Today, Mayor Pugh announced the cancellation of the Roland Avenue lane elimination pilot. Instead, Baltimore City Department of Transportation will remove the all-ages protected bike lane on Roland Avenue, return parking to the curbside, and install a standard green painted bicycle lane next to two automobile travel lanes.
We are disappointed that voices behind closed doors were able to influence this decision, despite a PIA request from a Roland Park neighbor showing 62% support for the road diet plan.
We still believe the pilot project should move forward. Why wouldn’t we test a design that could possibly make the street safer for everyone, before committing to spending between $700,000 and $1.4 million to restore a design proven to be unsafe, a design that couldn’t prevent the death of Tom Palermo just a few blocks north?
The meeting to discuss the pilot was supposed to happen Monday night.

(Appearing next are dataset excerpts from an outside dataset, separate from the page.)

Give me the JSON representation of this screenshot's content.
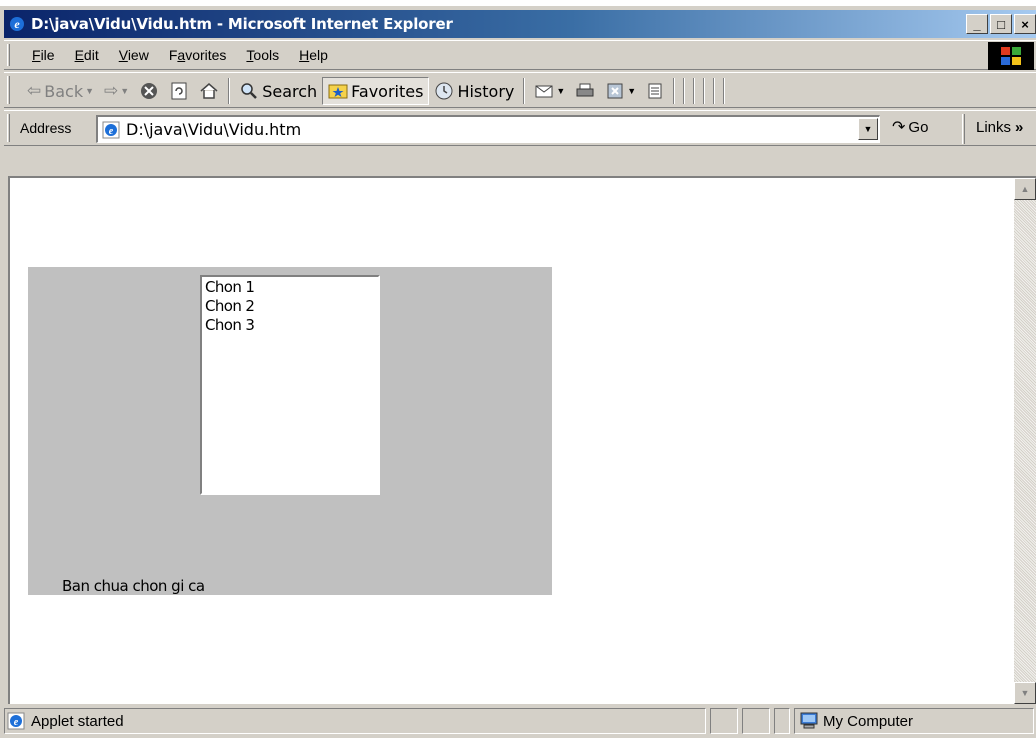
{
  "window": {
    "title": "D:\\java\\Vidu\\Vidu.htm - Microsoft Internet Explorer",
    "controls": {
      "minimize": "_",
      "maximize": "□",
      "close": "×"
    }
  },
  "menu": [
    "File",
    "Edit",
    "View",
    "Favorites",
    "Tools",
    "Help"
  ],
  "menu_hotkeys": [
    "F",
    "E",
    "V",
    "a",
    "T",
    "H"
  ],
  "toolbar": {
    "back": "Back",
    "search": "Search",
    "favorites": "Favorites",
    "history": "History"
  },
  "address": {
    "label": "Address",
    "url": "D:\\java\\Vidu\\Vidu.htm",
    "go": "Go",
    "links": "Links"
  },
  "applet": {
    "list_items": [
      "Chon 1",
      "Chon 2",
      "Chon 3"
    ],
    "status_label": "Ban chua chon gi ca"
  },
  "statusbar": {
    "text": "Applet started",
    "zone": "My Computer"
  },
  "colors": {
    "titlebar_start": "#0a246a",
    "titlebar_end": "#a6caf0",
    "chrome": "#d4d0c8",
    "applet_bg": "#c0c0c0"
  }
}
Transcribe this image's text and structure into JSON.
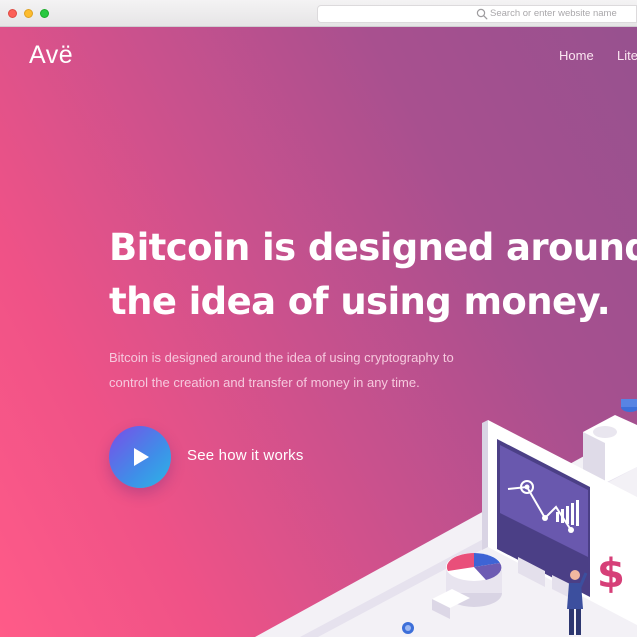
{
  "browser": {
    "url_placeholder": "Search or enter website name",
    "traffic_lights": [
      "close",
      "minimize",
      "zoom"
    ]
  },
  "header": {
    "logo": "Avë",
    "nav": [
      "Home",
      "Lite"
    ]
  },
  "hero": {
    "headline_lines": [
      "Bitcoin is designed around",
      "the idea of using money."
    ],
    "subtext_lines": [
      "Bitcoin is designed around the idea of using cryptography to",
      "control the creation and transfer of money in any time."
    ],
    "cta_label": "See how it works"
  },
  "icons": {
    "play": "play-icon",
    "search": "search-icon",
    "currency": "dollar-sign-icon"
  },
  "colors": {
    "gradient_start": "#ff5b88",
    "gradient_end": "#97518f",
    "play_gradient_start": "#7a4de8",
    "play_gradient_end": "#2bb6e6"
  }
}
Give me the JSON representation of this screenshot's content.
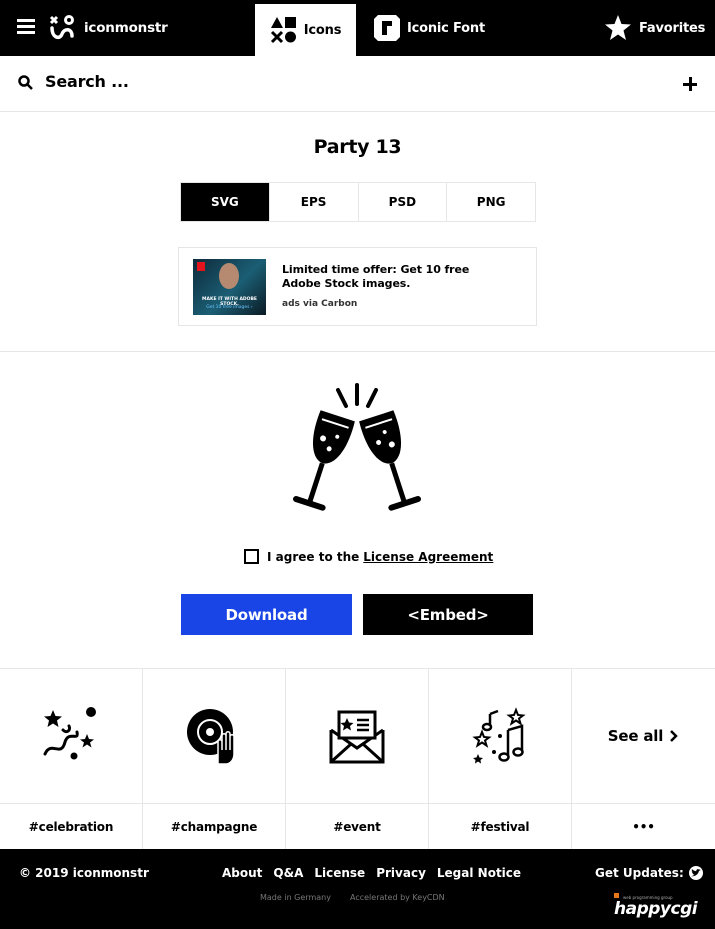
{
  "brand": {
    "name": "iconmonstr"
  },
  "nav": {
    "icons_label": "Icons",
    "font_label": "Iconic Font",
    "favorites_label": "Favorites"
  },
  "search": {
    "placeholder": "Search ..."
  },
  "page": {
    "title": "Party 13"
  },
  "formats": [
    "SVG",
    "EPS",
    "PSD",
    "PNG"
  ],
  "ad": {
    "image_line1": "MAKE IT WITH ADOBE STOCK.",
    "image_line2": "Get 10 free images ›",
    "text": "Limited time offer: Get 10 free Adobe Stock images.",
    "via": "ads via Carbon"
  },
  "license": {
    "agree_prefix": "I agree to the",
    "link": "License Agreement"
  },
  "actions": {
    "download": "Download",
    "embed": "<Embed>"
  },
  "related": {
    "tags": [
      "#celebration",
      "#champagne",
      "#event",
      "#festival"
    ],
    "see_all": "See all",
    "more": "•••"
  },
  "footer": {
    "copyright": "© 2019 iconmonstr",
    "links": [
      "About",
      "Q&A",
      "License",
      "Privacy",
      "Legal Notice"
    ],
    "updates": "Get Updates:",
    "made": "Made in Germany",
    "accel": "Accelerated by KeyCDN",
    "sponsor_small": "web programming group",
    "sponsor": "happycgi"
  },
  "colors": {
    "download_button": "#1a45e6",
    "topbar": "#000000"
  }
}
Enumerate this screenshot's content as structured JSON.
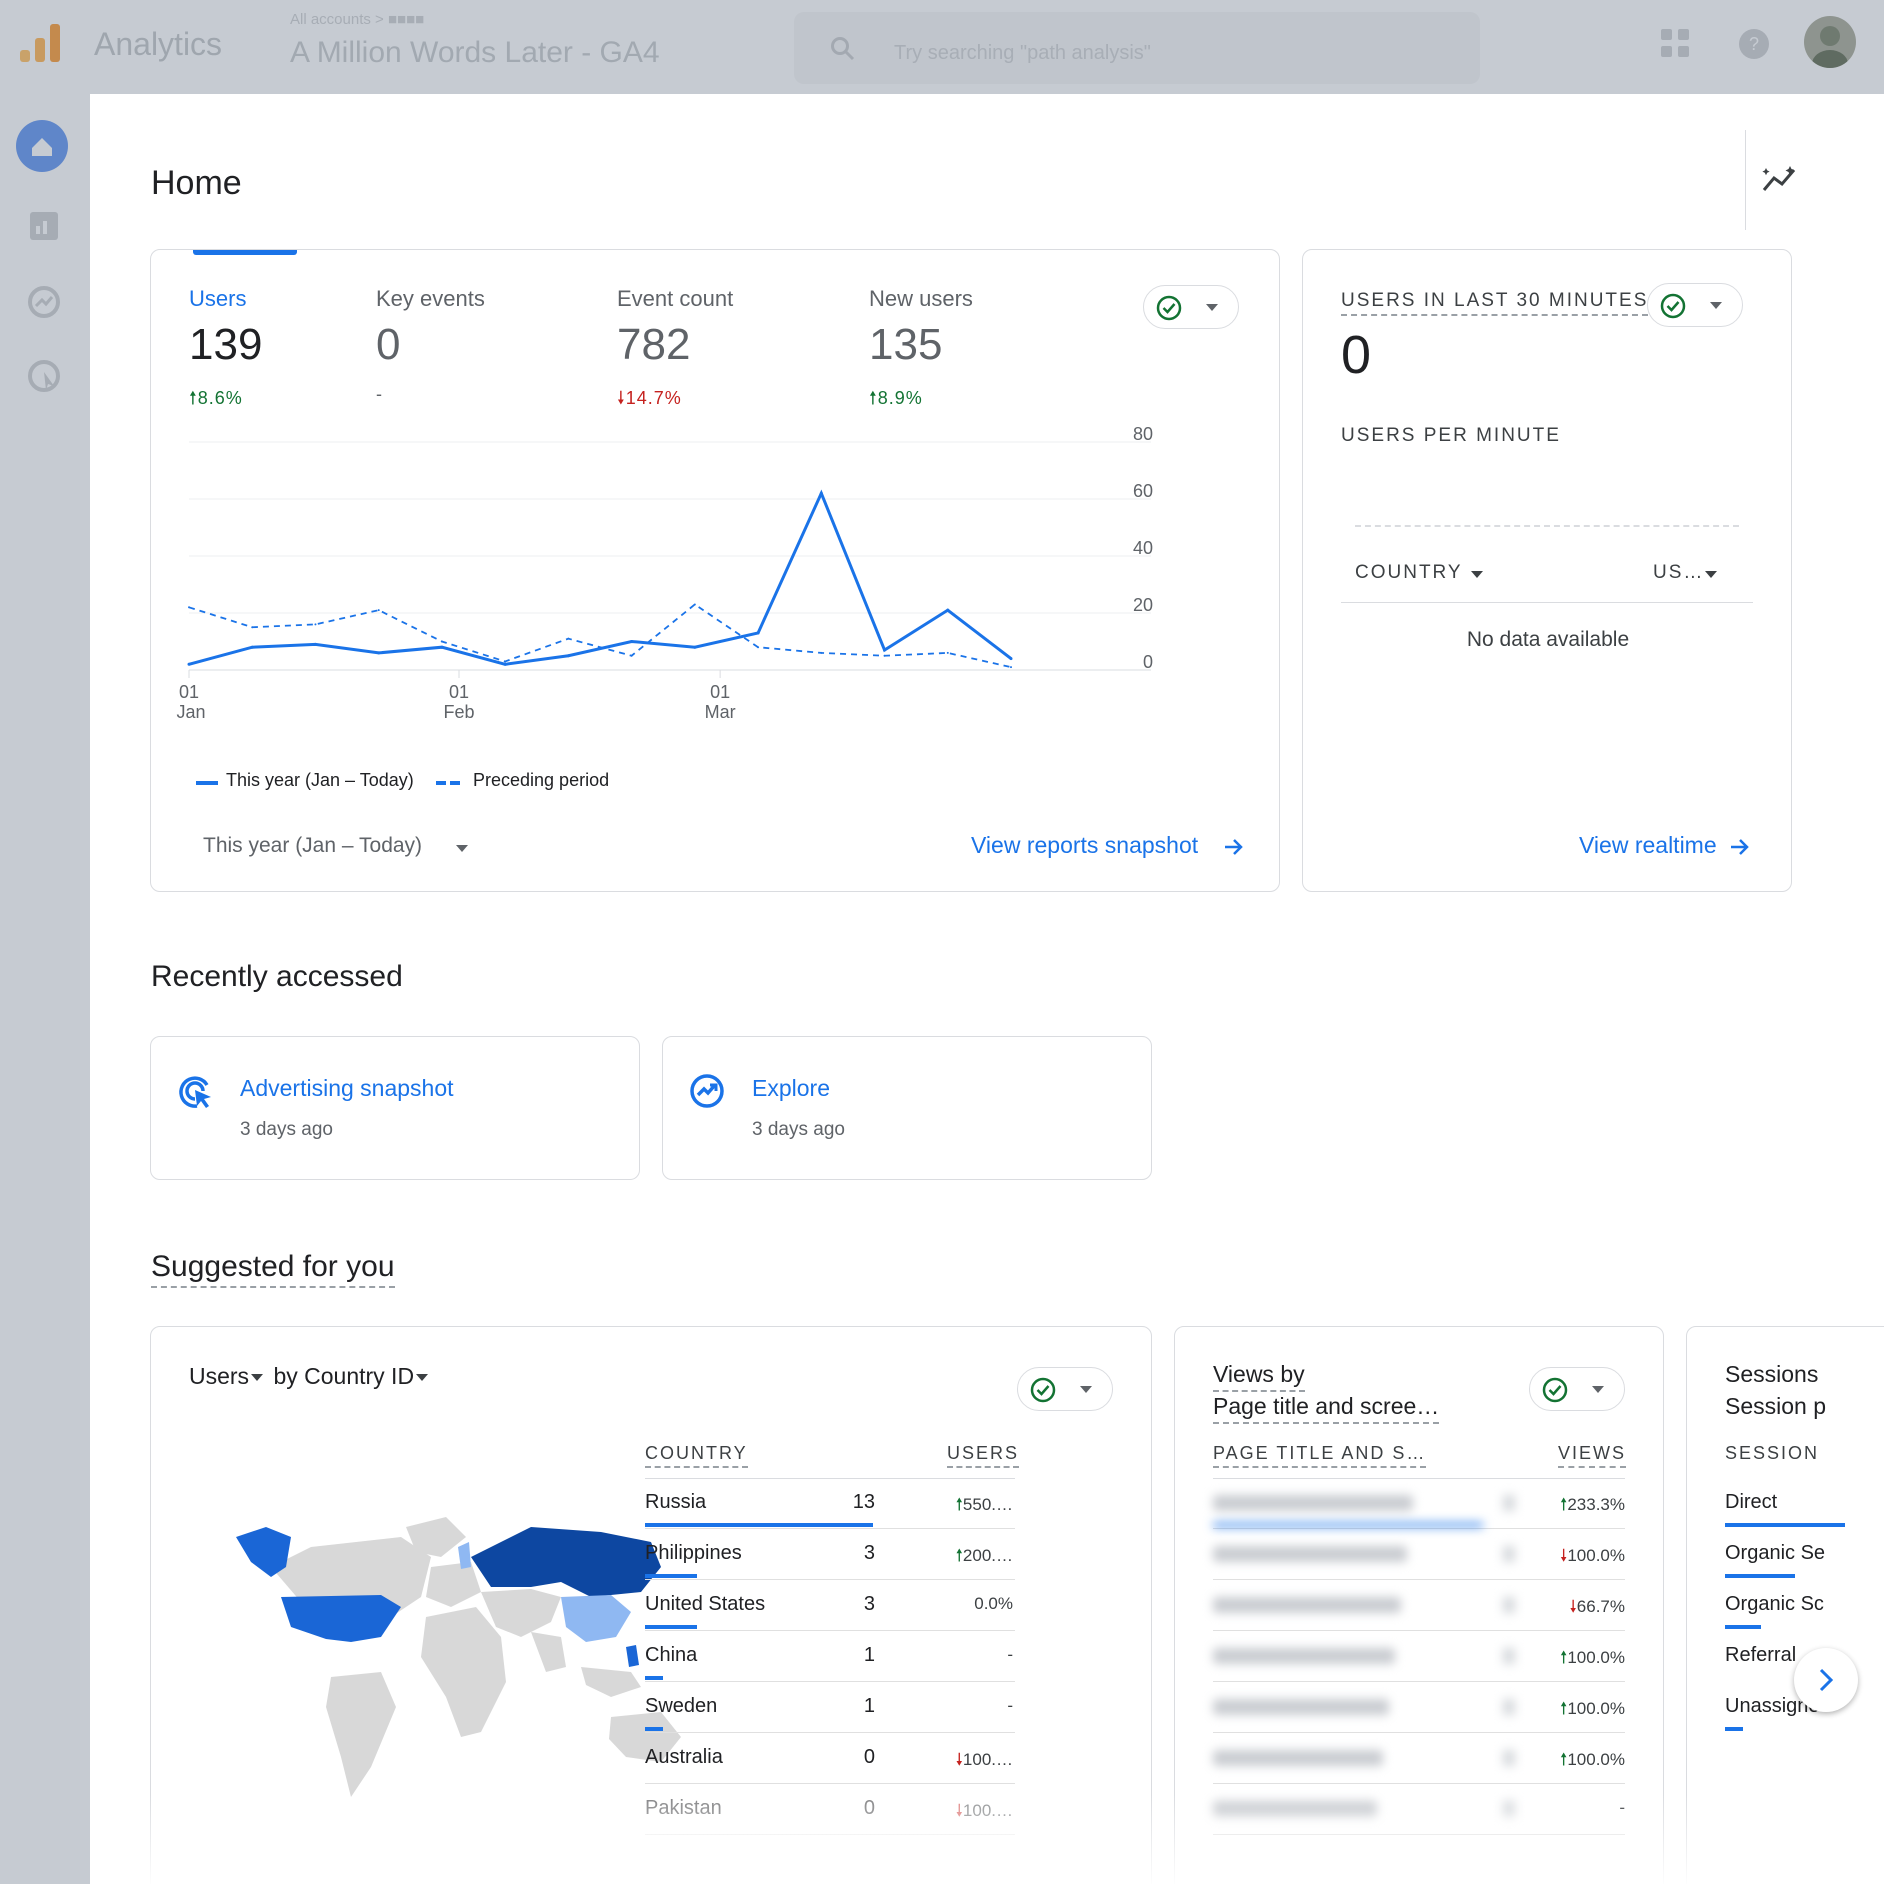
{
  "topbar": {
    "app_name": "Analytics",
    "account": "All accounts > ■■■■",
    "property": "A Million Words Later - GA4",
    "search_placeholder": "Try searching \"path analysis\""
  },
  "page": {
    "title": "Home"
  },
  "overview": {
    "metrics": [
      {
        "label": "Users",
        "value": "139",
        "change": "8.6%",
        "direction": "up"
      },
      {
        "label": "Key events",
        "value": "0",
        "change": "-",
        "direction": "none"
      },
      {
        "label": "Event count",
        "value": "782",
        "change": "14.7%",
        "direction": "down"
      },
      {
        "label": "New users",
        "value": "135",
        "change": "8.9%",
        "direction": "up"
      }
    ],
    "date_range": "This year (Jan – Today)",
    "view_link": "View reports snapshot"
  },
  "chart_data": {
    "type": "line",
    "x_ticks": [
      {
        "day": "01",
        "month": "Jan"
      },
      {
        "day": "01",
        "month": "Feb"
      },
      {
        "day": "01",
        "month": "Mar"
      }
    ],
    "y_ticks": [
      80,
      60,
      40,
      20,
      0
    ],
    "ylim": [
      0,
      80
    ],
    "grid": true,
    "legend_position": "bottom-left",
    "x": [
      0,
      1,
      2,
      3,
      4,
      5,
      6,
      7,
      8,
      9,
      10,
      11,
      12,
      13
    ],
    "series": [
      {
        "name": "This year (Jan – Today)",
        "style": "solid",
        "color": "#1a73e8",
        "values": [
          2,
          8,
          9,
          6,
          8,
          2,
          5,
          10,
          8,
          13,
          62,
          7,
          21,
          4
        ]
      },
      {
        "name": "Preceding period",
        "style": "dashed",
        "color": "#1a73e8",
        "values": [
          22,
          15,
          16,
          21,
          10,
          3,
          11,
          5,
          23,
          8,
          6,
          5,
          6,
          1
        ]
      }
    ]
  },
  "realtime": {
    "title": "USERS IN LAST 30 MINUTES",
    "value": "0",
    "subtitle": "USERS PER MINUTE",
    "col_country": "COUNTRY",
    "col_users": "US…",
    "empty": "No data available",
    "view_link": "View realtime"
  },
  "recent": {
    "title": "Recently accessed",
    "items": [
      {
        "name": "Advertising snapshot",
        "when": "3 days ago",
        "icon": "advertising-icon"
      },
      {
        "name": "Explore",
        "when": "3 days ago",
        "icon": "explore-icon"
      }
    ]
  },
  "suggested": {
    "title": "Suggested for you",
    "country_card": {
      "metric": "Users",
      "dimension": "by Country ID",
      "col_country": "COUNTRY",
      "col_users": "USERS",
      "rows": [
        {
          "country": "Russia",
          "users": "13",
          "change": "550.…",
          "direction": "up",
          "share": 1.0
        },
        {
          "country": "Philippines",
          "users": "3",
          "change": "200.…",
          "direction": "up",
          "share": 0.23
        },
        {
          "country": "United States",
          "users": "3",
          "change": "0.0%",
          "direction": "none",
          "share": 0.23
        },
        {
          "country": "China",
          "users": "1",
          "change": "-",
          "direction": "none",
          "share": 0.08
        },
        {
          "country": "Sweden",
          "users": "1",
          "change": "-",
          "direction": "none",
          "share": 0.08
        },
        {
          "country": "Australia",
          "users": "0",
          "change": "100.…",
          "direction": "down",
          "share": 0
        },
        {
          "country": "Pakistan",
          "users": "0",
          "change": "100.…",
          "direction": "down",
          "share": 0
        }
      ]
    },
    "views_card": {
      "title_line1": "Views by",
      "title_line2": "Page title and scree…",
      "col_page": "PAGE TITLE AND S…",
      "col_views": "VIEWS",
      "rows": [
        {
          "change": "233.3%",
          "direction": "up"
        },
        {
          "change": "100.0%",
          "direction": "down"
        },
        {
          "change": "66.7%",
          "direction": "down"
        },
        {
          "change": "100.0%",
          "direction": "up"
        },
        {
          "change": "100.0%",
          "direction": "up"
        },
        {
          "change": "100.0%",
          "direction": "up"
        },
        {
          "change": "-",
          "direction": "none"
        }
      ]
    },
    "sessions_card": {
      "title_line1": "Sessions",
      "title_line2": "Session p",
      "col": "SESSION",
      "rows": [
        "Direct",
        "Organic Se",
        "Organic Sc",
        "Referral",
        "Unassigne"
      ]
    }
  }
}
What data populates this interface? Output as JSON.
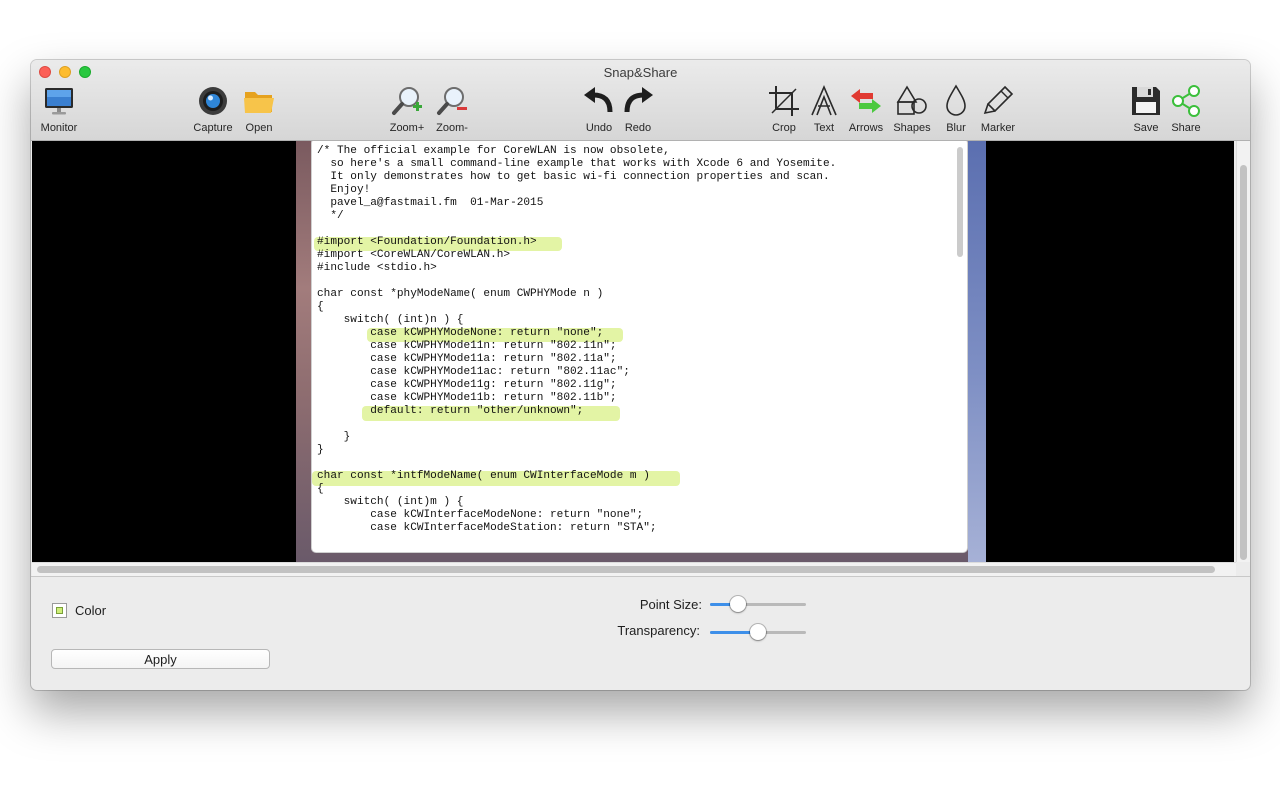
{
  "window": {
    "title": "Snap&Share"
  },
  "toolbar": {
    "monitor": "Monitor",
    "capture": "Capture",
    "open": "Open",
    "zoom_in": "Zoom+",
    "zoom_out": "Zoom-",
    "undo": "Undo",
    "redo": "Redo",
    "crop": "Crop",
    "text": "Text",
    "arrows": "Arrows",
    "shapes": "Shapes",
    "blur": "Blur",
    "marker": "Marker",
    "save": "Save",
    "share": "Share"
  },
  "canvas": {
    "code": "/* The official example for CoreWLAN is now obsolete,\n  so here's a small command-line example that works with Xcode 6 and Yosemite.\n  It only demonstrates how to get basic wi-fi connection properties and scan.\n  Enjoy!\n  pavel_a@fastmail.fm  01-Mar-2015\n  */\n\n#import <Foundation/Foundation.h>\n#import <CoreWLAN/CoreWLAN.h>\n#include <stdio.h>\n\nchar const *phyModeName( enum CWPHYMode n )\n{\n    switch( (int)n ) {\n        case kCWPHYModeNone: return \"none\";\n        case kCWPHYMode11n: return \"802.11n\";\n        case kCWPHYMode11a: return \"802.11a\";\n        case kCWPHYMode11ac: return \"802.11ac\";\n        case kCWPHYMode11g: return \"802.11g\";\n        case kCWPHYMode11b: return \"802.11b\";\n        default: return \"other/unknown\";\n\n    }\n}\n\nchar const *intfModeName( enum CWInterfaceMode m )\n{\n    switch( (int)m ) {\n        case kCWInterfaceModeNone: return \"none\";\n        case kCWInterfaceModeStation: return \"STA\";",
    "highlight_color": "#d2ee6e"
  },
  "panel": {
    "color_label": "Color",
    "color_value": "#cfee7a",
    "apply_label": "Apply",
    "point_size_label": "Point Size:",
    "point_size_value": 0.25,
    "transparency_label": "Transparency:",
    "transparency_value": 0.5
  }
}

Since our blog post yesterday, over 100 people have written to Council Vice President Middleton supporting the pilot project, saying that no matter what, separated bike lanes have to remain on Roland Avenue. We have also heard from dozens of Roland Park residents directly who feel the same way, residents excited about the pilot, residents who purchased homes in Roland Park because of the protected lanes, residents scared of what may happen next.
We haven’t determined our next steps. But our position is this:
Baltimore City Department of Transportation must maintain an all-ages, protected bike lane on Roland Avenue, as called for in the Separated Lane Network Plan, and as required by national separated bike lane guidance adopted in ordinance and in policy by the City of Baltimore.